Again, I defy you to find one Braves player, coach, front-office official or team employee who wishes they had Escobar on the team rather than Gonzalez.

And more:

To this day, I can’t find anyone in the organization that regrets it.

And more:

I know he does still have a couple of friends on the team, but even they have said they understood why the Braves made the trade, that it had reached a point where Escobar and his teammates and coaches were just not meshing together at any reasonable degree any longer.

In fairness to O’Brien he lays out the relevant numbers since the trade, admitting that Escobar has been better than Gonzalez, but he also dismisses all that while focusing on how everyone hated Escobar and no one in the organization regrets the trade.

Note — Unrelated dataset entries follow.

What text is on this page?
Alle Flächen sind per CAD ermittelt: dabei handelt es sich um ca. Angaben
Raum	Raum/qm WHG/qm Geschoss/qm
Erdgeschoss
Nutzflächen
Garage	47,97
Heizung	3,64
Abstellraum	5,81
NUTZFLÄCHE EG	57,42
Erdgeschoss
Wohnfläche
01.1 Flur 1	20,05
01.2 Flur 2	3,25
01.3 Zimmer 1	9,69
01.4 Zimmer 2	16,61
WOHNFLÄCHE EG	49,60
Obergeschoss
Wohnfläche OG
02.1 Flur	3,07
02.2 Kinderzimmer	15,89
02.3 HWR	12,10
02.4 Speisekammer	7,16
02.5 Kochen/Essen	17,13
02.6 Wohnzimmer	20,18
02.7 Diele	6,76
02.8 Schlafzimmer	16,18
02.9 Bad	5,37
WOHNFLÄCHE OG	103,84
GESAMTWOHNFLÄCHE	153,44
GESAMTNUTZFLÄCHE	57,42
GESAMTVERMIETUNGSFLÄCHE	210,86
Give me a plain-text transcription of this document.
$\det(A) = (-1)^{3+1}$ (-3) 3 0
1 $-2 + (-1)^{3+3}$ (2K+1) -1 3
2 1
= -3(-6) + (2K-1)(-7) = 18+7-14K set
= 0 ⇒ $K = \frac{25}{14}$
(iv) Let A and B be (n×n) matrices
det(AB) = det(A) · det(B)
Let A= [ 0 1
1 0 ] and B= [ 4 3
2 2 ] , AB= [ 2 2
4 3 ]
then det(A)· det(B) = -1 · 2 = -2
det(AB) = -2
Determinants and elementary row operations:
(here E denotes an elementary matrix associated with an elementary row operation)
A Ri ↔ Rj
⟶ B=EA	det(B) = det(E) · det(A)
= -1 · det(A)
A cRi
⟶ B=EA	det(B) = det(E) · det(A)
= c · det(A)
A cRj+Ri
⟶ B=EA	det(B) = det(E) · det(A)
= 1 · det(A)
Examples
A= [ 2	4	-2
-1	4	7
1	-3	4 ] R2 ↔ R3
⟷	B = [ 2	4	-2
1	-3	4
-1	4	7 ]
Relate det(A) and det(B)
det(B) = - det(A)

I’m guessing they wouldn’t be particularly quick to admit regret to O’Brien even if they did and more importantly the Braves’ level of regret doesn’t change the fact that Escobar has hit .278 with a .741 OPS for the Blue Jays while Gonzalez has hit .245 with a .673 OPS for the Braves.

If the Braves are fine losing 70 points of OPS by replacing a 28-year-old shortstop with a 34-year-old shortstop so be it--they rank 11th among NL teams in scoring, so the extra offense would come in handy--but O’Brien’s piece reads more like a sales pitch than reporting or even analysis. O’Brien is one of my favorite beat writers, but here he’s trying to sell Braves fans on the fact that they shouldn’t regret a trade that was motivated by off-field factors and has hurt the team on the field.

He brushes off any “lapse in judgment” by Gonzalez to hammer home the point that he’s a better person than Escobar in the clubhouse and repeatedly stresses that the Braves never would’ve dealt Escobar if he’d played this well for them. But he did play this well for the Braves, just not in the half-season preceding the trade. Escobar hit .291 with a .771 OPS in 446 games for the Braves and he’s hit .278 with a .741 OPS in 128 games for the Blue Jays. If anything he was more productive in Atlanta than he’s been in Toronto.